Even more disappointing is that the Commission invokes the principle of separation of powers—apparently a contradiction in terms—to avoid confronting the legitimacy of the AT1 write-down.
We are discussing as much as 16 billion CHF in bonds that disappeared, which certainly deserved more thorough consideration. Investors eagerly awaited clear answers from politicians—answers that would clarify whether the rules were followed or violated in the Credit Suisse case.
Regrettably, this trust has been repeatedly betrayed. Swiss politics has shown its limitations. The Commission turned out to be yet another unnecessary waste of resources—a sad chapter for the rule of law.
The overall situation is quite disheartening.

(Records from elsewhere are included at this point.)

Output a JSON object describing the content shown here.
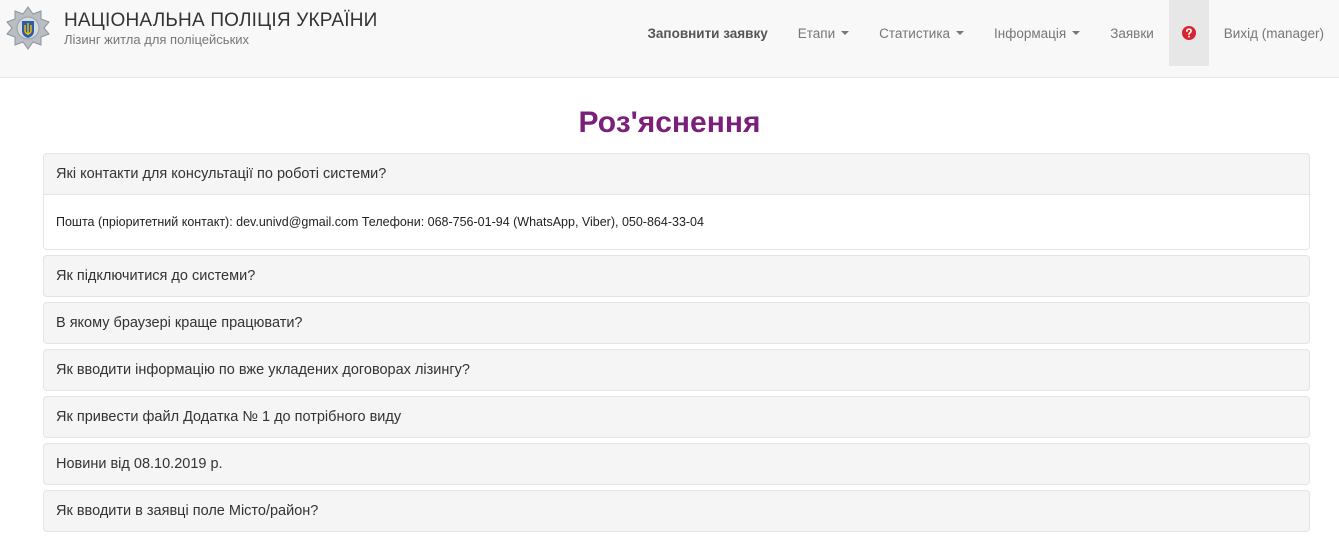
{
  "brand": {
    "title": "НАЦІОНАЛЬНА ПОЛІЦІЯ УКРАЇНИ",
    "subtitle": "Лізинг житла для поліцейських",
    "logo_icon": "police-badge-icon"
  },
  "nav": {
    "fill_request": "Заповнити заявку",
    "stages": "Етапи",
    "statistics": "Статистика",
    "information": "Інформація",
    "requests": "Заявки",
    "help_icon": "question-circle-icon",
    "logout": "Вихід (manager)"
  },
  "page": {
    "title": "Роз'яснення"
  },
  "faq": [
    {
      "question": "Які контакти для консультації по роботі системи?",
      "answer": "Пошта (пріоритетний контакт): dev.univd@gmail.com Телефони: 068-756-01-94 (WhatsApp, Viber), 050-864-33-04",
      "expanded": true
    },
    {
      "question": "Як підключитися до системи?",
      "expanded": false
    },
    {
      "question": "В якому браузері краще працювати?",
      "expanded": false
    },
    {
      "question": "Як вводити інформацію по вже укладених договорах лізингу?",
      "expanded": false
    },
    {
      "question": "Як привести файл Додатка № 1 до потрібного виду",
      "expanded": false
    },
    {
      "question": "Новини від 08.10.2019 р.",
      "expanded": false
    },
    {
      "question": "Як вводити в заявці поле Місто/район?",
      "expanded": false
    }
  ],
  "colors": {
    "title": "#7b1f7b",
    "help_icon": "#d9232d",
    "navbar_bg": "#f8f8f8",
    "panel_bg": "#f5f5f5"
  }
}
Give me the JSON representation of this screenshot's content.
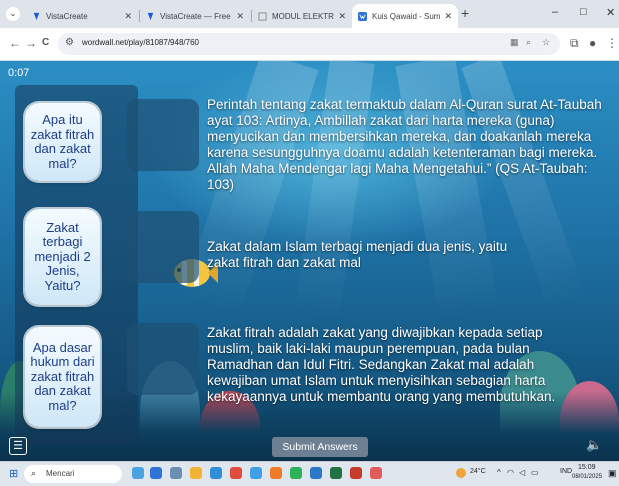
{
  "browser": {
    "tab_menu_icon": "chevron-down-icon",
    "tabs": [
      {
        "title": "VistaCreate",
        "favicon_color": "#1b5ad7"
      },
      {
        "title": "VistaCreate — Free Graphic De",
        "favicon_color": "#1b5ad7"
      },
      {
        "title": "MODUL ELEKTRONIK",
        "favicon_color": "#e8eaed"
      },
      {
        "title": "Kuis Qawaid - Sumber pengaj",
        "favicon_color": "#2f73d8"
      }
    ],
    "new_tab": "+",
    "window_controls": [
      "–",
      "□",
      "✕"
    ],
    "url": "wordwall.net/play/81087/948/760",
    "nav": {
      "back": "←",
      "forward": "→",
      "reload": "C"
    }
  },
  "game": {
    "timer": "0:07",
    "questions": [
      "Apa itu zakat fitrah dan zakat mal?",
      "Zakat terbagi menjadi 2 Jenis, Yaitu?",
      "Apa dasar hukum dari zakat fitrah dan zakat mal?"
    ],
    "answers": [
      "Perintah tentang zakat termaktub dalam Al-Quran surat At-Taubah ayat 103: Artinya, Ambillah zakat dari harta mereka (guna) menyucikan dan membersihkan mereka, dan doakanlah mereka karena sesungguhnya doamu adalah ketenteraman bagi mereka. Allah Maha Mendengar lagi Maha Mengetahui.” (QS At-Taubah: 103)",
      "Zakat dalam Islam terbagi menjadi dua jenis, yaitu zakat fitrah dan zakat mal",
      "Zakat fitrah adalah zakat yang diwajibkan kepada setiap muslim, baik laki-laki maupun perempuan, pada bulan Ramadhan dan Idul Fitri. Sedangkan Zakat mal adalah kewajiban umat Islam untuk menyisihkan sebagian harta kekayaannya untuk membantu orang yang membutuhkan."
    ],
    "submit_label": "Submit Answers",
    "menu_icon": "menu-icon",
    "sound_icon": "speaker-icon"
  },
  "taskbar": {
    "search_placeholder": "Mencari",
    "weather": "24°C",
    "lang": "IND",
    "time": "15:09",
    "date": "08/01/2025"
  }
}
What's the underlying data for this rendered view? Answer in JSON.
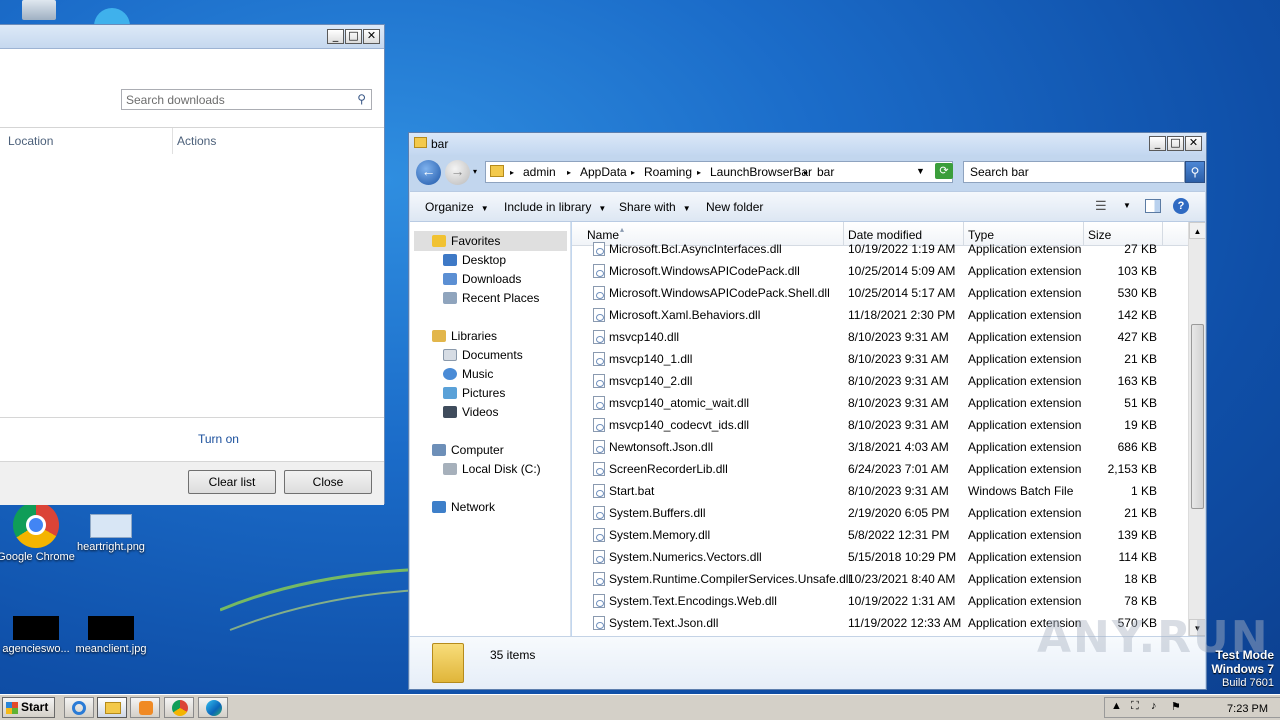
{
  "desktop": {
    "icons": [
      {
        "label": "Google Chrome"
      },
      {
        "label": "heartright.png"
      },
      {
        "label": "agencieswo..."
      },
      {
        "label": "meanclient.jpg"
      }
    ],
    "watermark": {
      "line1": "Test Mode",
      "line2": "Windows 7",
      "line3": "Build 7601"
    },
    "brand": "ANY.RUN"
  },
  "downloads_window": {
    "search_placeholder": "Search downloads",
    "col_location": "Location",
    "col_actions": "Actions",
    "turn_on": "Turn on",
    "clear_list": "Clear list",
    "close": "Close"
  },
  "explorer": {
    "title": "bar",
    "breadcrumbs": [
      "admin",
      "AppData",
      "Roaming",
      "LaunchBrowserBar",
      "bar"
    ],
    "search_placeholder": "Search bar",
    "toolbar": {
      "organize": "Organize",
      "include": "Include in library",
      "share": "Share with",
      "new_folder": "New folder"
    },
    "nav": {
      "favorites": "Favorites",
      "desktop": "Desktop",
      "downloads": "Downloads",
      "recent": "Recent Places",
      "libraries": "Libraries",
      "documents": "Documents",
      "music": "Music",
      "pictures": "Pictures",
      "videos": "Videos",
      "computer": "Computer",
      "local_disk": "Local Disk (C:)",
      "network": "Network"
    },
    "columns": {
      "name": "Name",
      "date": "Date modified",
      "type": "Type",
      "size": "Size"
    },
    "files": [
      {
        "name": "Microsoft.Bcl.AsyncInterfaces.dll",
        "date": "10/19/2022 1:19 AM",
        "type": "Application extension",
        "size": "27 KB"
      },
      {
        "name": "Microsoft.WindowsAPICodePack.dll",
        "date": "10/25/2014 5:09 AM",
        "type": "Application extension",
        "size": "103 KB"
      },
      {
        "name": "Microsoft.WindowsAPICodePack.Shell.dll",
        "date": "10/25/2014 5:17 AM",
        "type": "Application extension",
        "size": "530 KB"
      },
      {
        "name": "Microsoft.Xaml.Behaviors.dll",
        "date": "11/18/2021 2:30 PM",
        "type": "Application extension",
        "size": "142 KB"
      },
      {
        "name": "msvcp140.dll",
        "date": "8/10/2023 9:31 AM",
        "type": "Application extension",
        "size": "427 KB"
      },
      {
        "name": "msvcp140_1.dll",
        "date": "8/10/2023 9:31 AM",
        "type": "Application extension",
        "size": "21 KB"
      },
      {
        "name": "msvcp140_2.dll",
        "date": "8/10/2023 9:31 AM",
        "type": "Application extension",
        "size": "163 KB"
      },
      {
        "name": "msvcp140_atomic_wait.dll",
        "date": "8/10/2023 9:31 AM",
        "type": "Application extension",
        "size": "51 KB"
      },
      {
        "name": "msvcp140_codecvt_ids.dll",
        "date": "8/10/2023 9:31 AM",
        "type": "Application extension",
        "size": "19 KB"
      },
      {
        "name": "Newtonsoft.Json.dll",
        "date": "3/18/2021 4:03 AM",
        "type": "Application extension",
        "size": "686 KB"
      },
      {
        "name": "ScreenRecorderLib.dll",
        "date": "6/24/2023 7:01 AM",
        "type": "Application extension",
        "size": "2,153 KB"
      },
      {
        "name": "Start.bat",
        "date": "8/10/2023 9:31 AM",
        "type": "Windows Batch File",
        "size": "1 KB"
      },
      {
        "name": "System.Buffers.dll",
        "date": "2/19/2020 6:05 PM",
        "type": "Application extension",
        "size": "21 KB"
      },
      {
        "name": "System.Memory.dll",
        "date": "5/8/2022 12:31 PM",
        "type": "Application extension",
        "size": "139 KB"
      },
      {
        "name": "System.Numerics.Vectors.dll",
        "date": "5/15/2018 10:29 PM",
        "type": "Application extension",
        "size": "114 KB"
      },
      {
        "name": "System.Runtime.CompilerServices.Unsafe.dll",
        "date": "10/23/2021 8:40 AM",
        "type": "Application extension",
        "size": "18 KB"
      },
      {
        "name": "System.Text.Encodings.Web.dll",
        "date": "10/19/2022 1:31 AM",
        "type": "Application extension",
        "size": "78 KB"
      },
      {
        "name": "System.Text.Json.dll",
        "date": "11/19/2022 12:33 AM",
        "type": "Application extension",
        "size": "570 KB"
      }
    ],
    "item_count": "35 items"
  },
  "taskbar": {
    "start": "Start",
    "clock": "7:23 PM"
  }
}
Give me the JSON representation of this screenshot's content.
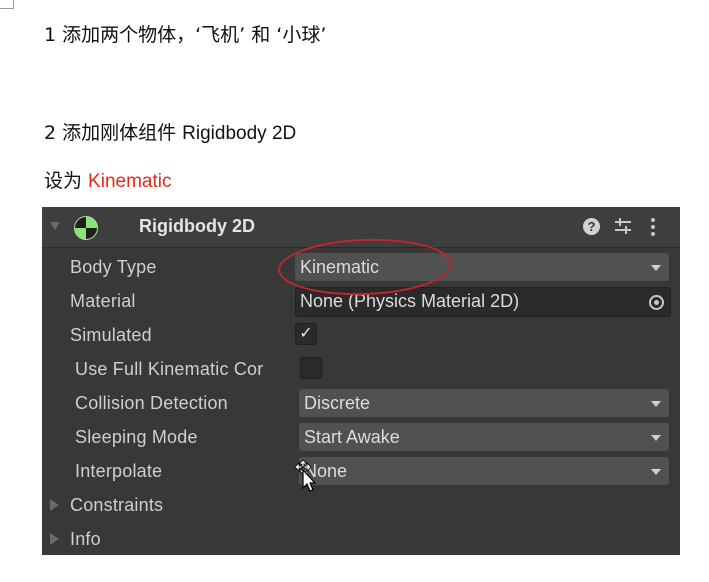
{
  "doc": {
    "line1": "1 添加两个物体，‘飞机’ 和  ‘小球’",
    "line2_prefix": "2 添加刚体组件 ",
    "line2_component": "Rigidbody 2D",
    "line3_prefix": "设为 ",
    "line3_value": "Kinematic"
  },
  "inspector": {
    "title": "Rigidbody 2D",
    "help_glyph": "?",
    "header_icons": [
      "rigidbody2d-icon",
      "help-icon",
      "preset-icon",
      "context-menu-icon"
    ],
    "body_type": {
      "label": "Body Type",
      "value": "Kinematic"
    },
    "material": {
      "label": "Material",
      "value": "None (Physics Material 2D)"
    },
    "simulated": {
      "label": "Simulated",
      "checked": true,
      "mark": "✓"
    },
    "use_full_kinematic": {
      "label": "Use Full Kinematic Cor",
      "checked": false
    },
    "collision_detection": {
      "label": "Collision Detection",
      "value": "Discrete"
    },
    "sleeping_mode": {
      "label": "Sleeping Mode",
      "value": "Start Awake"
    },
    "interpolate": {
      "label": "Interpolate",
      "value": "None"
    },
    "constraints": {
      "label": "Constraints"
    },
    "info": {
      "label": "Info"
    }
  },
  "colors": {
    "panel_bg": "#383838",
    "field_bg": "#515151",
    "highlight_red": "#e8261b",
    "annotation_ellipse": "#c0262a"
  }
}
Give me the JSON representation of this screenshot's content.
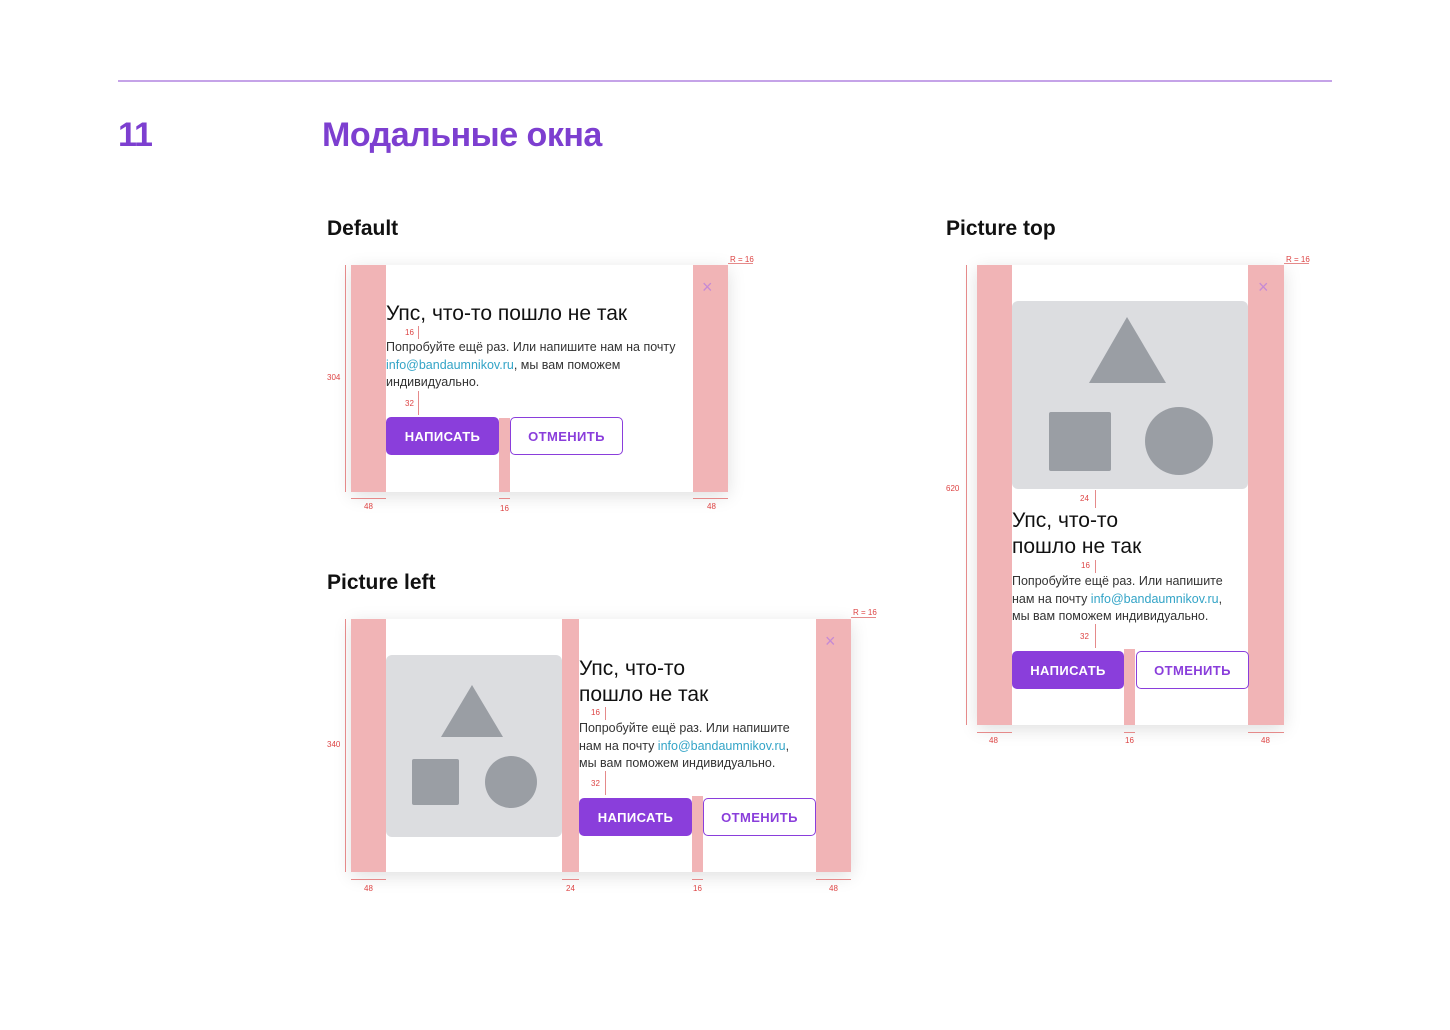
{
  "section": {
    "number": "11",
    "title": "Модальные окна"
  },
  "variants": {
    "default": "Default",
    "picture_left": "Picture left",
    "picture_top": "Picture top"
  },
  "modal": {
    "title": "Упс, что-то пошло не так",
    "title_line1": "Упс, что-то",
    "title_line2": "пошло не так",
    "text_default_1": "Попробуйте ещё раз. Или напишите нам на почту",
    "text_default_3": ", мы вам поможем",
    "text_default_4": "индивидуально.",
    "text_narrow_1": "Попробуйте ещё раз. Или напишите",
    "text_narrow_2": "нам на почту ",
    "text_narrow_3": ",",
    "text_left_4": "мы вам поможем индивидуально.",
    "text_top_4": "мы вам поможем индивидуально.",
    "email": "info@bandaumnikov.ru",
    "primary_button": "НАПИСАТЬ",
    "secondary_button": "ОТМЕНИТЬ",
    "close_icon": "×"
  },
  "dimensions": {
    "radius": "R = 16",
    "d48": "48",
    "d16": "16",
    "d24": "24",
    "d32": "32",
    "h304": "304",
    "h340": "340",
    "h620": "620"
  },
  "colors": {
    "accent": "#8a3edb",
    "heading": "#7d3fd0",
    "padding_overlay": "#f1b4b6",
    "link": "#33a4c7",
    "picture_bg": "#dcdde0",
    "shape": "#9a9ea4"
  },
  "icons": {
    "close": "close-icon",
    "triangle": "triangle-shape",
    "square": "square-shape",
    "circle": "circle-shape"
  }
}
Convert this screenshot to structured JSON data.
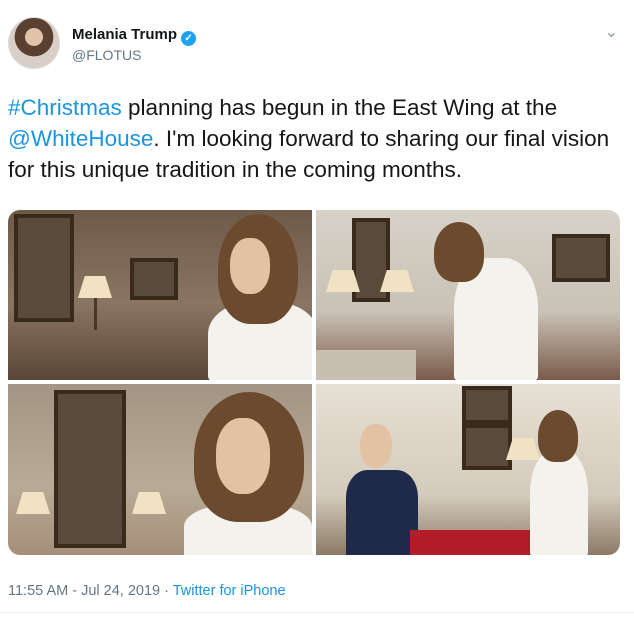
{
  "author": {
    "name": "Melania Trump",
    "handle": "@FLOTUS",
    "verified_icon": "verified-badge-icon"
  },
  "tweet": {
    "hashtag": "#Christmas",
    "text_part1": " planning has begun in the East Wing at the ",
    "mention": "@WhiteHouse",
    "text_part2": ". I'm looking forward to sharing our final vision for this unique tradition in the coming months."
  },
  "footer": {
    "time": "11:55 AM",
    "separator": " · ",
    "date": "Jul 24, 2019",
    "source": "Twitter for iPhone"
  },
  "icons": {
    "caret": "chevron-down-icon",
    "verified_check": "✓"
  },
  "colors": {
    "link": "#1b95e0",
    "verified": "#1da1f2",
    "meta": "#657786"
  }
}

Investors have been waiting more than a year and a half for the Swiss Federal Administrative Court to provide FINMA's and UBS's responses to their appeals.
I find no justification for this delay. Many investors are now turning their attention and hope to U.S. courts—which are moving much more swiftly than those in Switzerland—and to international arbitration, options that are largely inaccessible to Swiss investors.
In its conclusions to the more than 500-page report, the Commission states that it has drawn important lessons, which it recommends to all relevant authorities. I would argue that the investors who have been misled have certainly learned their own lessons.